A bunch of other English words have been rebracketed, many losing an initial “N” rather than gaining one. “Adder,” the snake, was once properly “nadder”, as it is today in the German Natter. “Apron” once had an “N” at the start, from the Old French napperon, something we can still see with “napery” (though I’m not sure of my etymology here). “Orange” is often thought to have undergone this same process, and it did but not in English: once having an initial “N” — narang in Persian, naranja in Spanish — the fruit and the name wandered slowly into colder climes and some place in France lost the initial “N”, arriving in England eventually as the “orange”.
Other words picked up the otiose “N” along the way. “Ewt” became newt well before Shakespeare’s Second Witch tossed in the eye of one along with the toe of a poor frog. And nickname was once an “ekename” — eke (additional) + name, which is better than the sometimes touted etymology that has the “nick” of nickname meaning Nick, a name for the Devil.
And there are two of these transformers with vague connection to things legal: umpire and nonce. Here’s the Wiktionary etymology for umpire:
“Nonce” happened even earlier, moving from something like Early Middle English Þan ones (something like “the one time”?) to the modern — well, more nearly modern — expression you’ll sometimes find in legal documents.
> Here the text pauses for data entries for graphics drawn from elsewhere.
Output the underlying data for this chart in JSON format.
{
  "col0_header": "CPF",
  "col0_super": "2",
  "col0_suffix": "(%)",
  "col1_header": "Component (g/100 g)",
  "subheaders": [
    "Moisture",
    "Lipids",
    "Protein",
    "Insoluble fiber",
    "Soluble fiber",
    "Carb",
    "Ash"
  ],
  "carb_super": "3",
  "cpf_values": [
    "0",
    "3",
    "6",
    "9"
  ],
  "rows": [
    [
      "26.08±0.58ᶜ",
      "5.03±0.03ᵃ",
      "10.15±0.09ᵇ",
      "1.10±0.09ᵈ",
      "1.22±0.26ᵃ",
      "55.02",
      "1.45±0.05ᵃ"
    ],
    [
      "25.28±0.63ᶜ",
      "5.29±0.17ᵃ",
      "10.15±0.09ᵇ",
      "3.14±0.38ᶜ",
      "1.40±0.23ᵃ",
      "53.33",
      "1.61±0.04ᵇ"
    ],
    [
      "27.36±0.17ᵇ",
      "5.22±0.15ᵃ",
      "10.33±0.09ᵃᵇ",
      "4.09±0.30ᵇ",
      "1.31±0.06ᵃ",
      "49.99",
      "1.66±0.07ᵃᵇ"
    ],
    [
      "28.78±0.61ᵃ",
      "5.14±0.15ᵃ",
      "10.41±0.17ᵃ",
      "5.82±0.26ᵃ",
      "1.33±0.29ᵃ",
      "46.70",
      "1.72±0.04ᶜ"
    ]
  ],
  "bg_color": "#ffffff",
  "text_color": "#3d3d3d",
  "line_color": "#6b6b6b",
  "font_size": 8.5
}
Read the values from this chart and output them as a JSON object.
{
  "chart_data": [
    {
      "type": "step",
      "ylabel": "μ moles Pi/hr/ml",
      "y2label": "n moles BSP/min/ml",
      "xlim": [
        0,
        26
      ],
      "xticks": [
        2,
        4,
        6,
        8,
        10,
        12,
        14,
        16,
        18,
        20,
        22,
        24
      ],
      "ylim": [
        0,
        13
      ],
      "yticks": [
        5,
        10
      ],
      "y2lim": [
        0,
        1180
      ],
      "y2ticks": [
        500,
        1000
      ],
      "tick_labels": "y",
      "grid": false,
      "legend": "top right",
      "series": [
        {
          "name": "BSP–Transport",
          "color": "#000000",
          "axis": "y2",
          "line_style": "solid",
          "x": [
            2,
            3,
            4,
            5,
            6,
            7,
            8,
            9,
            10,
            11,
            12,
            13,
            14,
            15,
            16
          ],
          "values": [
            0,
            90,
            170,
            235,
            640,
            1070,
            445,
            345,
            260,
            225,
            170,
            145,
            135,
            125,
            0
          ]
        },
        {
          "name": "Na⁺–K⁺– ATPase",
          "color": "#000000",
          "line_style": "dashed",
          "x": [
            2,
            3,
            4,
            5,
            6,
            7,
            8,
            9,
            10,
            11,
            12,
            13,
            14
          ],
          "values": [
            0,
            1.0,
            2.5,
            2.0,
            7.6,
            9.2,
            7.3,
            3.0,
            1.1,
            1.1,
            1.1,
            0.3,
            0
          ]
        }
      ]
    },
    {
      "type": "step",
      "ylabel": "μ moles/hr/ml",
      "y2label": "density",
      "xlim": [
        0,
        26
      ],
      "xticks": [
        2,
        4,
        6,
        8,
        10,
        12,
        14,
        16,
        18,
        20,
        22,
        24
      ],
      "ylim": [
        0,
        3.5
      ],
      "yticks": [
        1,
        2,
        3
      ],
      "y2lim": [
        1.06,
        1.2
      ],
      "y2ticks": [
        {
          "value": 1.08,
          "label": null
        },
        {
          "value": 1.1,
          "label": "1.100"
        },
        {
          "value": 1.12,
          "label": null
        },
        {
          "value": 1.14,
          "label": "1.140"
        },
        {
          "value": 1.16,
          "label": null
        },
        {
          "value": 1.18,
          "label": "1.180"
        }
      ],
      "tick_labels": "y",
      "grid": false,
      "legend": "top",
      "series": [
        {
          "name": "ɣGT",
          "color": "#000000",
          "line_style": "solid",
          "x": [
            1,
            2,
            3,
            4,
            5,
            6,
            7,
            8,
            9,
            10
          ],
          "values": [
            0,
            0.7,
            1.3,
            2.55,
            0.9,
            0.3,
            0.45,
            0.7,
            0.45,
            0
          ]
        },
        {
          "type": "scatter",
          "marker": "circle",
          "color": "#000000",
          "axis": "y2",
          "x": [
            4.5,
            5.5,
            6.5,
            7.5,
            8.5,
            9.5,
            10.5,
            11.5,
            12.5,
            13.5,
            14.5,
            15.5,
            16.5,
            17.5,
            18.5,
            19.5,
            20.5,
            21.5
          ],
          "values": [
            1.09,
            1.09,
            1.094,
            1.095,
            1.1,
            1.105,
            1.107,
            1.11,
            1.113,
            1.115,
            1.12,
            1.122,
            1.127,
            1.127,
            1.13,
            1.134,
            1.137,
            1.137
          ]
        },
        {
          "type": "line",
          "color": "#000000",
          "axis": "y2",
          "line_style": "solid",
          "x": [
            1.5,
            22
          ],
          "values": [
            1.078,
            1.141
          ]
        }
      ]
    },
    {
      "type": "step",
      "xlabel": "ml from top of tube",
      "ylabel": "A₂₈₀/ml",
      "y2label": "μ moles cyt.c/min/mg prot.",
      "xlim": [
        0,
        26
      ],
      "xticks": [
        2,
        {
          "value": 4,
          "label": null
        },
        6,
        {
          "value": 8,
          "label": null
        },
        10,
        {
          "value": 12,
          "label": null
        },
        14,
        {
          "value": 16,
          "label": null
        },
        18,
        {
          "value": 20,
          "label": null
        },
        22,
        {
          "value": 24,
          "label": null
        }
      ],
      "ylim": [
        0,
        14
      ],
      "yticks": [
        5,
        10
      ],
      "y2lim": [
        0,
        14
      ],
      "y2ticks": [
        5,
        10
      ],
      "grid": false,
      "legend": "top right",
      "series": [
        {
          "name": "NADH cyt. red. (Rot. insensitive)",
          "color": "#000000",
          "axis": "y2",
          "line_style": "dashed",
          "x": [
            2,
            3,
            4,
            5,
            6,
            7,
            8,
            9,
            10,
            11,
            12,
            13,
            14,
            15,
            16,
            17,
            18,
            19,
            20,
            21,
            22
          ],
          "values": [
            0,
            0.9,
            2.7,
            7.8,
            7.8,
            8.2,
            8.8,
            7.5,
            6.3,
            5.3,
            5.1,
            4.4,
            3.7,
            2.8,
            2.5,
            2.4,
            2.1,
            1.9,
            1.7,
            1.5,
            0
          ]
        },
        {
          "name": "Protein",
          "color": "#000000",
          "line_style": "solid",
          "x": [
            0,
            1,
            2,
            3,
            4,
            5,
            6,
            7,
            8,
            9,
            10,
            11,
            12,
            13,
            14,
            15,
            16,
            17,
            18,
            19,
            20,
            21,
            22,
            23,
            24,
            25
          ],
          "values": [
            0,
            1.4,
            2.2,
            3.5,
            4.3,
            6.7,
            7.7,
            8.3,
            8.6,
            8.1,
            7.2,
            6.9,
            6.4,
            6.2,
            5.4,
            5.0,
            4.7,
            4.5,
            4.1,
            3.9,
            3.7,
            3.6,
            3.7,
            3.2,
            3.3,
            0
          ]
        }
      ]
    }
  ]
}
And that’s it for the nonce. Except for me to leave you with a rebracketed spring flower, because it’s supposed to be spring soon. “Daffodil” — a favourite of mine and the bulb the squirrels won’t eat — got the “D” in Netherlands, quite likely. The daffy plant is affodillus in Medieval Latin, with a good classical Latin and Greek heritage; the guessing is that in Netherlands, where the definite article is de, “de affodil” turned into our daffodil.